On 1 May 2014, the new Sharia Penal Code of Brunei Darussalam came into force effectively, Sultan Hassanal Bolkiah stated in a royal decree. “With faith and gratitude to Allah the almighty, I declare that tomorrow, Thursday May 1, 2014, will see the enforcement of Sharia law phase one, to be followed by the other phases,” the absolute monarch said in his decree on 30 April.
The Shariah Penal Code Order 2013 provides for the death penalty as a possible penalty – for both Muslims and non-Muslims – for the crimes of robbery (Article 63), rape (Article 76), adultery and sodomy (Article 82). Death is also prescribed as a penalty – for Muslims only – upon conviction for acts constituting extramarital sexual relations (Article 69). Insulting any verses of the Quran and Hadith (oral reports of the deeds and sayings of Muhammad), blasphemy, declaring oneself a prophet or non-Muslim, and murder are the other offences for which the death penalty could be applied under the revised code.
The 2013 Penal Code also specifies that the manner by which capital punishment is to be imposed for rape, adultery, sodomy and extramarital sexual relations is stoning to death.
Brunei is the first country in East or Southeast Asia to introduce a Sharia Penal Code on a national level. The initial phase beginning on 1 May introduces fines or jail terms for offences ranging from indecent behaviour, failure to attend Friday prayers, and out-of-wedlock pregnancies. A second phase covering crimes such as theft and robbery is to start later 2014, involving more stringent penalties such as severing of limbs and flogging. Late 2015, punishments such as death by stoning for offences including sodomy and adultery will be introduced.
The new Penal Code sparked rare domestic criticism of authorities and international condemnation. But Sultan Hassanal Bolkiah said in his decree that the move was “a must” under Islam, dismissing “never-ending theories” that Sharia punishments were cruel. “Theory states that Allah’s law is cruel and unfair but Allah himself has said that his law is indeed fair,” he said.
“Application of the death penalty for such a broad range of offences contravenes international law,” said Rupert Colville, spokesperson for the Office of the UN High Commissioner for Human Rights (OHCHR).

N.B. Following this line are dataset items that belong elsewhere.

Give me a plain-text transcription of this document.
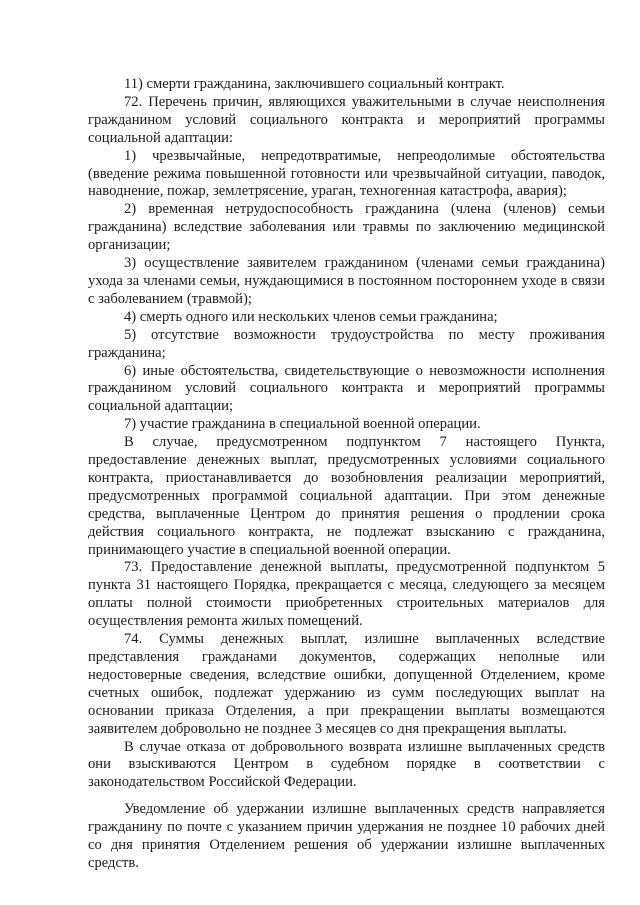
11) смерти гражданина, заключившего социальный контракт.

72. Перечень причин, являющихся уважительными в случае неисполнения гражданином условий социального контракта и мероприятий программы социальной адаптации:

1) чрезвычайные, непредотвратимые, непреодолимые обстоятельства (введение режима повышенной готовности или чрезвычайной ситуации, паводок, наводнение, пожар, землетрясение, ураган, техногенная катастрофа, авария);

2) временная нетрудоспособность гражданина (члена (членов) семьи гражданина) вследствие заболевания или травмы по заключению медицинской организации;

3) осуществление заявителем гражданином (членами семьи гражданина) ухода за членами семьи, нуждающимися в постоянном постороннем уходе в связи с заболеванием (травмой);

4) смерть одного или нескольких членов семьи гражданина;

5) отсутствие возможности трудоустройства по месту проживания гражданина;

6) иные обстоятельства, свидетельствующие о невозможности исполнения гражданином условий социального контракта и мероприятий программы социальной адаптации;

7) участие гражданина в специальной военной операции.

В случае, предусмотренном подпунктом 7 настоящего Пункта, предоставление денежных выплат, предусмотренных условиями социального контракта, приостанавливается до возобновления реализации мероприятий, предусмотренных программой социальной адаптации. При этом денежные средства, выплаченные Центром до принятия решения о продлении срока действия социального контракта, не подлежат взысканию с гражданина, принимающего участие в специальной военной операции.

73. Предоставление денежной выплаты, предусмотренной подпунктом 5 пункта 31 настоящего Порядка, прекращается с месяца, следующего за месяцем оплаты полной стоимости приобретенных строительных материалов для осуществления ремонта жилых помещений.

74. Суммы денежных выплат, излишне выплаченных вследствие представления гражданами документов, содержащих неполные или недостоверные сведения, вследствие ошибки, допущенной Отделением, кроме счетных ошибок, подлежат удержанию из сумм последующих выплат на основании приказа Отделения, а при прекращении выплаты возмещаются заявителем добровольно не позднее 3 месяцев со дня прекращения выплаты.

В случае отказа от добровольного возврата излишне выплаченных средств они взыскиваются Центром в судебном порядке в соответствии с законодательством Российской Федерации.

Уведомление об удержании излишне выплаченных средств направляется гражданину по почте с указанием причин удержания не позднее 10 рабочих дней со дня принятия Отделением решения об удержании излишне выплаченных средств.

He added that, “under international law, stoning people to death constitutes torture or other cruel, inhuman or degrading treatment or punishment and is thus clearly prohibited.” Noting that Brunei has maintained an effective moratorium on the use of the death penalty since 1957, OHCHR urged the Government to establish a formal moratorium and to work towards abolishing the practice altogether.

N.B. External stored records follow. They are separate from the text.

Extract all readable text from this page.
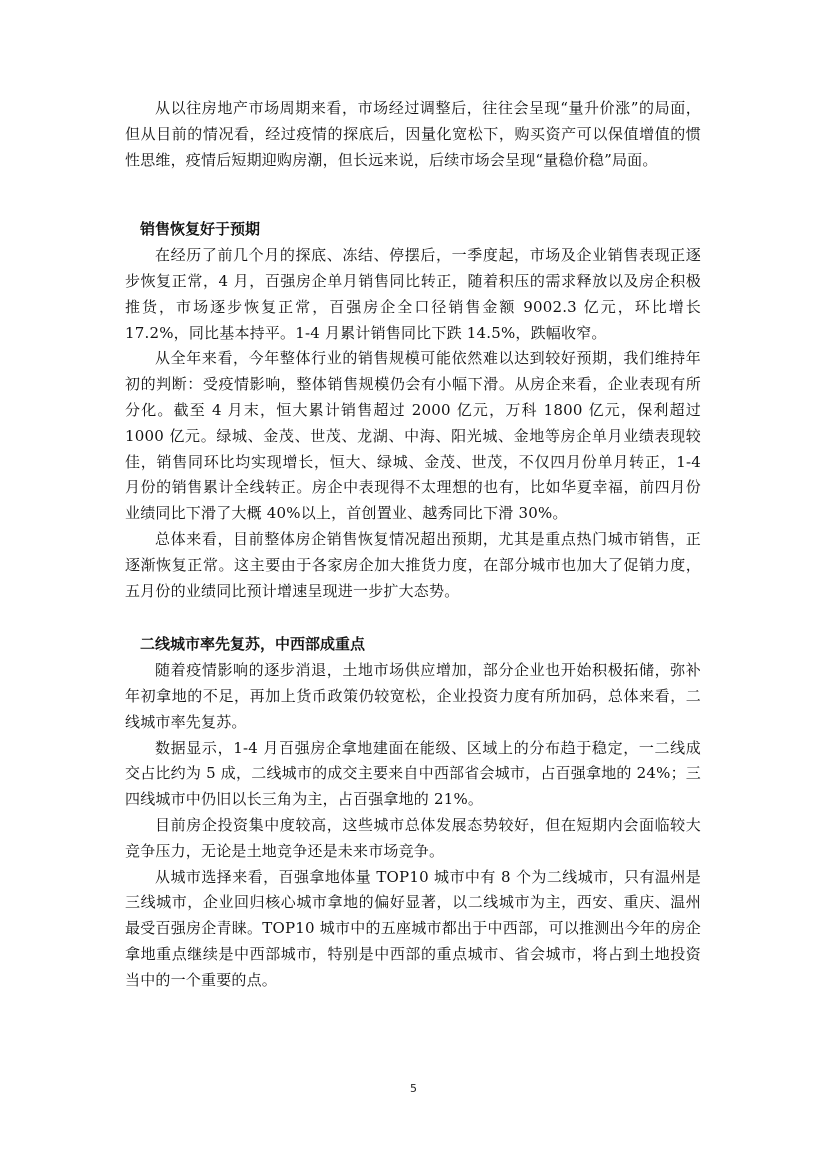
从以往房地产市场周期来看，市场经过调整后，往往会呈现“量升价涨”的局面，但从目前的情况看，经过疫情的探底后，因量化宽松下，购买资产可以保值增值的惯性思维，疫情后短期迎购房潮，但长远来说，后续市场会呈现“量稳价稳”局面。

销售恢复好于预期

在经历了前几个月的探底、冻结、停摆后，一季度起，市场及企业销售表现正逐步恢复正常，4 月，百强房企单月销售同比转正，随着积压的需求释放以及房企积极推货，市场逐步恢复正常，百强房企全口径销售金额 9002.3 亿元，环比增长 17.2%，同比基本持平。1-4 月累计销售同比下跌 14.5%，跌幅收窄。

从全年来看，今年整体行业的销售规模可能依然难以达到较好预期，我们维持年初的判断：受疫情影响，整体销售规模仍会有小幅下滑。从房企来看，企业表现有所分化。截至 4 月末，恒大累计销售超过 2000 亿元，万科 1800 亿元，保利超过 1000 亿元。绿城、金茂、世茂、龙湖、中海、阳光城、金地等房企单月业绩表现较佳，销售同环比均实现增长，恒大、绿城、金茂、世茂，不仅四月份单月转正，1-4 月份的销售累计全线转正。房企中表现得不太理想的也有，比如华夏幸福，前四月份业绩同比下滑了大概 40%以上，首创置业、越秀同比下滑 30%。

总体来看，目前整体房企销售恢复情况超出预期，尤其是重点热门城市销售，正逐渐恢复正常。这主要由于各家房企加大推货力度，在部分城市也加大了促销力度，五月份的业绩同比预计增速呈现进一步扩大态势。

二线城市率先复苏，中西部成重点

随着疫情影响的逐步消退，土地市场供应增加，部分企业也开始积极拓储，弥补年初拿地的不足，再加上货币政策仍较宽松，企业投资力度有所加码，总体来看，二线城市率先复苏。

数据显示，1-4 月百强房企拿地建面在能级、区域上的分布趋于稳定，一二线成交占比约为 5 成，二线城市的成交主要来自中西部省会城市，占百强拿地的 24%；三四线城市中仍旧以长三角为主，占百强拿地的 21%。

目前房企投资集中度较高，这些城市总体发展态势较好，但在短期内会面临较大竞争压力，无论是土地竞争还是未来市场竞争。

从城市选择来看，百强拿地体量 TOP10 城市中有 8 个为二线城市，只有温州是三线城市，企业回归核心城市拿地的偏好显著，以二线城市为主，西安、重庆、温州最受百强房企青睐。TOP10 城市中的五座城市都出于中西部，可以推测出今年的房企拿地重点继续是中西部城市，特别是中西部的重点城市、省会城市，将占到土地投资当中的一个重要的点。

5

Under the Brunei Criminal Procedure Code (art. 246) pregnant women face a maximum sentence of life imprisonment, and a lighter sentence may be passed when possible.

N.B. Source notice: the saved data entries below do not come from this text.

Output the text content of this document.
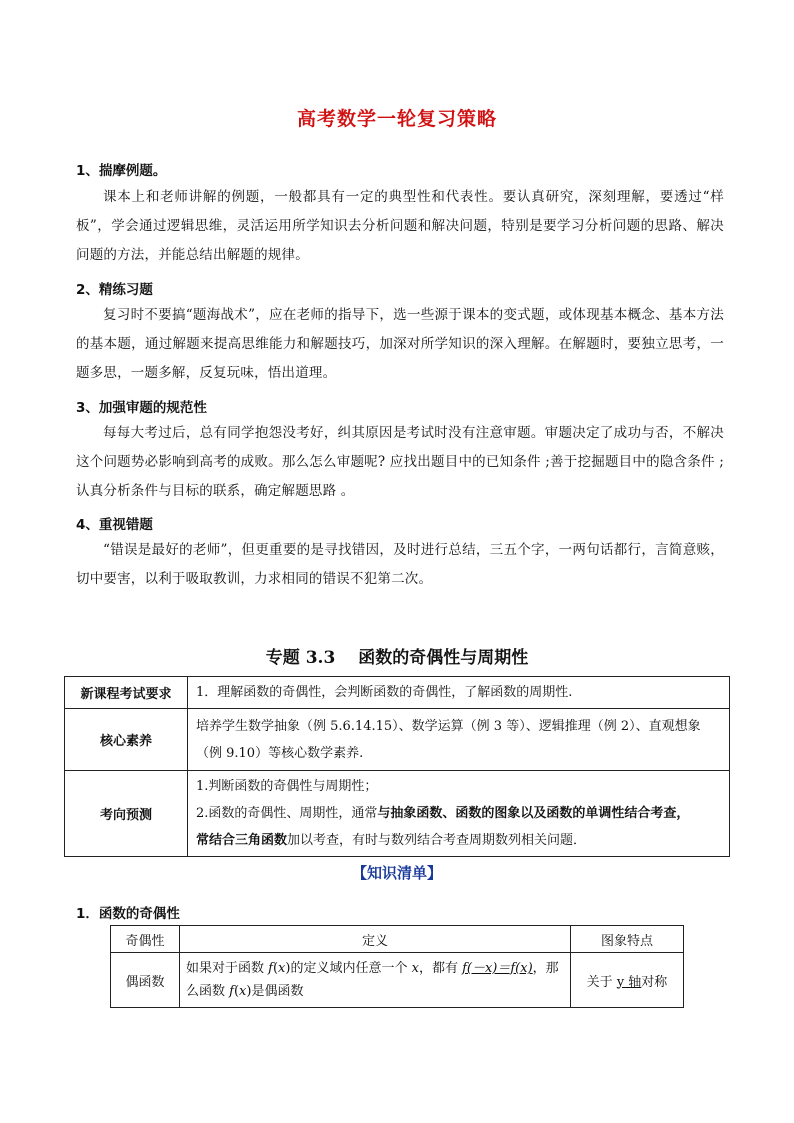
高考数学一轮复习策略
1、揣摩例题。
课本上和老师讲解的例题，一般都具有一定的典型性和代表性。要认真研究，深刻理解，要透过“样板”，学会通过逻辑思维，灵活运用所学知识去分析问题和解决问题，特别是要学习分析问题的思路、解决问题的方法，并能总结出解题的规律。
2、精练习题
复习时不要搞“题海战术”，应在老师的指导下，选一些源于课本的变式题，或体现基本概念、基本方法的基本题，通过解题来提高思维能力和解题技巧，加深对所学知识的深入理解。在解题时，要独立思考，一题多思，一题多解，反复玩味，悟出道理。
3、加强审题的规范性
每每大考过后，总有同学抱怨没考好，纠其原因是考试时没有注意审题。审题决定了成功与否，不解决这个问题势必影响到高考的成败。那么怎么审题呢? 应找出题目中的已知条件 ;善于挖掘题目中的隐含条件 ;认真分析条件与目标的联系，确定解题思路 。
4、重视错题
“错误是最好的老师”，但更重要的是寻找错因，及时进行总结，三五个字，一两句话都行，言简意赅，切中要害，以利于吸取教训，力求相同的错误不犯第二次。
专题 3.3　 函数的奇偶性与周期性
新课程考试要求	1．理解函数的奇偶性，会判断函数的奇偶性，了解函数的周期性.
核心素养	培养学生数学抽象（例 5.6.14.15）、数学运算（例 3 等）、逻辑推理（例 2）、直观想象（例 9.10）等核心数学素养.
考向预测	1.判断函数的奇偶性与周期性；
2.函数的奇偶性、周期性，通常与抽象函数、函数的图象以及函数的单调性结合考查，
常结合三角函数加以考查，有时与数列结合考查周期数列相关问题．
【知识清单】
1．函数的奇偶性
奇偶性	定义	图象特点
偶函数	如果对于函数 f(x)的定义域内任意一个 x，都有 f(－x)＝f(x)，那么函数 f(x)是偶函数	关于 y 轴对称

In 2009, Brunei did not accept the recommendations to institute an official moratorium on the death penalty or officially abolish the death penalty made by members of the Human Rights Council during the Universal Periodic Review of human rights.
On 2 May 2014, Brunei Darussalam was reviewed again under the Universal Periodic Review of the UN Human Rights Council. On 10 September 2014, in its response to the recommendations received, Brunei Darussalam rejected the recommendations to postpone the implementation of the Sharia Penal Code Order, 2013, and ratify the Second Optional Protocol to the International Covenant on Civil and Political Rights, aiming at the abolition of the death penalty. The Government noted that, to date, the abolition of the death penalty is not required by international law.
On December 19, 2016, Brunei Darussalam once again voted against the Resolution on a Moratorium on the Use of the Death Penalty at the UN General Assembly.